Je me mord l'intérieur de la joue, et pose mon verre sur la table basse. L'angoisse commence à se transformer en colère. De l'autre coter du patio, Don Sebastian est installé dans son fauteuil en osier, l'air parfaitement détendu. Il sirote lentement son aguardiente, son chapeau légèrement incliné sur son front un sourire tranquille aux lèvres. Mais ce sont ses yeux qui me dérange. Il sait. Je le fixe un moment avant de me lever et de m'approcher. Il ne bouche pas quand je m'installe face à lui, il se contente de lever son verre dans ma direction, comme si on partageait un foutu moment de convivialité.

— Ou est-il ? Lâchais-je

Je n'ai pas envie de tourner autour du pot, il est le seul ici à avoir du pouvoir sur Kenan, et surtout, il est le seul à ne pas avoir l'air inquiet.

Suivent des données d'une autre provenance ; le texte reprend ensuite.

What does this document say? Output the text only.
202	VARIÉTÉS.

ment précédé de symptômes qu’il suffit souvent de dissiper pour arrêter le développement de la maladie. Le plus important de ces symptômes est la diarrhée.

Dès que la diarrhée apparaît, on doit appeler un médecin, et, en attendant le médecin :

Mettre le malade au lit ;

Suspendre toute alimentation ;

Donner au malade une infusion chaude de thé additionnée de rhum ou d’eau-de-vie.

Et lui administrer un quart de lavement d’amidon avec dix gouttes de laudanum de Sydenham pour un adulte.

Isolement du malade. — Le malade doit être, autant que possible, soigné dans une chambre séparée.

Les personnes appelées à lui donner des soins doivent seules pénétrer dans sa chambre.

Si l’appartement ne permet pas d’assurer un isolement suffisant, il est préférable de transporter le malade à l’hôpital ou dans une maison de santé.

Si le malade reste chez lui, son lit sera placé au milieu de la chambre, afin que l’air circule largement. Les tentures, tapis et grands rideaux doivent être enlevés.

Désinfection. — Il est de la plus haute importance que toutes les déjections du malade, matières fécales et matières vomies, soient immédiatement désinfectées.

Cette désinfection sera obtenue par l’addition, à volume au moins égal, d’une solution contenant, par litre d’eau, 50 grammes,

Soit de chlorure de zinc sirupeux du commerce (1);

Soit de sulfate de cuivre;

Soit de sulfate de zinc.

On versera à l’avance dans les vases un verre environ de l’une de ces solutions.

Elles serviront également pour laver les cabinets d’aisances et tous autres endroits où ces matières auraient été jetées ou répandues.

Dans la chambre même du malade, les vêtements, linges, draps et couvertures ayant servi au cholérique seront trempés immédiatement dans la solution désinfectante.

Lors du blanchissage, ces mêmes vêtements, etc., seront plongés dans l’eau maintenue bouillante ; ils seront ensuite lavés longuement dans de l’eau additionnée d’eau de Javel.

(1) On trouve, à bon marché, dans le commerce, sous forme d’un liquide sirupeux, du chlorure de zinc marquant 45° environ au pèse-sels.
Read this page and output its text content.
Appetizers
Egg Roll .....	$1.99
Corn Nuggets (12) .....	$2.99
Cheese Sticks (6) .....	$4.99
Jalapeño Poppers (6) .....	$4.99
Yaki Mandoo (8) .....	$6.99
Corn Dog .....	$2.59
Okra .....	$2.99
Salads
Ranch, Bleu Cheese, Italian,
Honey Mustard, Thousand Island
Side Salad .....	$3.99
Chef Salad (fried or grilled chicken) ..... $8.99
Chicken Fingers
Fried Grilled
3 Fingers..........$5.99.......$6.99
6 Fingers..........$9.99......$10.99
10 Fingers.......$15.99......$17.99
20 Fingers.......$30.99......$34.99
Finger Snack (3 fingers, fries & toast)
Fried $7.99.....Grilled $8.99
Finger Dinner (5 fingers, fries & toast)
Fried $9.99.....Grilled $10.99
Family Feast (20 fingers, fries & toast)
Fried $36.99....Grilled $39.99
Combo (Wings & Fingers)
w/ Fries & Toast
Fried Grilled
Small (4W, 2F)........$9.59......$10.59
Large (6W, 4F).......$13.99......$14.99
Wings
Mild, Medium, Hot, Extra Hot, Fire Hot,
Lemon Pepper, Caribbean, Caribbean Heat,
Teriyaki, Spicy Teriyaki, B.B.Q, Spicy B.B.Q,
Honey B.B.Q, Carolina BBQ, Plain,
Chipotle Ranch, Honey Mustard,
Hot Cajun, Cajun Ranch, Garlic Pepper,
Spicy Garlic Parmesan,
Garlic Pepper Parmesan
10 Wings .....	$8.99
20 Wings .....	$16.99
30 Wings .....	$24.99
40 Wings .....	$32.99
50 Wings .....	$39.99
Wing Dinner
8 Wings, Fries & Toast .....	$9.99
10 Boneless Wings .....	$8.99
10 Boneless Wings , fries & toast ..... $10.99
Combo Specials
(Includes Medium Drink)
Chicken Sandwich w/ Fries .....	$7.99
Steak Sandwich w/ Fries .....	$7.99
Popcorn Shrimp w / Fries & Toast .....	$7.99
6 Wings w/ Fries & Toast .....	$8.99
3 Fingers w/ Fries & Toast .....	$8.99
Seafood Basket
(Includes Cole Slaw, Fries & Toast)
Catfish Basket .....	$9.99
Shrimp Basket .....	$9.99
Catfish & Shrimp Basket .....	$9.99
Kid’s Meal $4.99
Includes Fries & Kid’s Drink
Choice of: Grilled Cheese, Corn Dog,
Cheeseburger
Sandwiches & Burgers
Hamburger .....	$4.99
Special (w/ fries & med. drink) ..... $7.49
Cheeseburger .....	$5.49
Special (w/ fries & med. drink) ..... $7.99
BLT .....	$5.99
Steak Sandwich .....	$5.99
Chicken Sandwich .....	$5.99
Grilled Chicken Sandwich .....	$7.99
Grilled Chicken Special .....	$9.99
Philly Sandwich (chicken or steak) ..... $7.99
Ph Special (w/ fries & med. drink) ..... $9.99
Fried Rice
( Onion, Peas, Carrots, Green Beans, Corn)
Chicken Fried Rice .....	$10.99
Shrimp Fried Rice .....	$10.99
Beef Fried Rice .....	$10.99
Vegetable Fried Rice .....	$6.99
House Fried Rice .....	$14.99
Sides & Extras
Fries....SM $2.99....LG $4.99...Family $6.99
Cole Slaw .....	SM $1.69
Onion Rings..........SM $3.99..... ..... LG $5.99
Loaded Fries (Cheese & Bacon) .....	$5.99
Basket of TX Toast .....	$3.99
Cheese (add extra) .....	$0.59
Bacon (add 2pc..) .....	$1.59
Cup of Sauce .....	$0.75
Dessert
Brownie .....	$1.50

Don Sebastian hausse un sourcil avant de poser son verre sur l'accoudoir.

— Bonjour à toi aussi, River.

— Épargne-moi ça, je sais que tu sais où il est. Dis-je en m'appuyant contre la table.

Il prend son temps. Lisse le tissu fin de sa chemise blanche, ajuste sa bague en or.

— Kenan est un grand garçon, il va bien. Répond-t-il d'un ton léger.

— Alors où il est ?

Son sourire s'élargit, mais il ne répond pas. Il se contente de tapoter l'accoudoir du fauteuil, comme si la conversation ne l'intéressait pas.

— Tu devrais profiter de ta soirée, mija. Noël approche, c'est une période pour célébrer, pas pour s'inquiéter. (Chérie.)

Ma gorge se serre. Il esquive, il me prend pour une conne.

— Pourquoi tu ne veux pas me le dire ? Demandais-je la voix plus basse.

Il attrape lentement son verre tout en me regardant, putain il a ce regard...Kenan a identiquement le même. Il fait tournoyer son verre entre ses doigts.

— Par ce que parfois, certaines choses ne concernent que les hommes. Souffle-t-il avant de porter l'alcool à ses lèvres.

Un frisson glacer me parcours le dos. Il sait exactement où est Kenan, mais il ne me le dira pas. Puis soudain, quelques éclat de rire annoncent l'arrivée de deux personnes. Une voix masculine, enjouée, un peu trop bruyante et reconnaissable. Suivie d'un léger rire, plus mature, plus doux. Je me redresse légèrement, le regard attiré par la silhouette qui approche. Alex. Son sourire est large, une énergie plutôt...débordante, comme d'habitude. Il claque des mains, fait tournoyer une bouteille de tequila entre ses doigts avant de la déposer sur la table.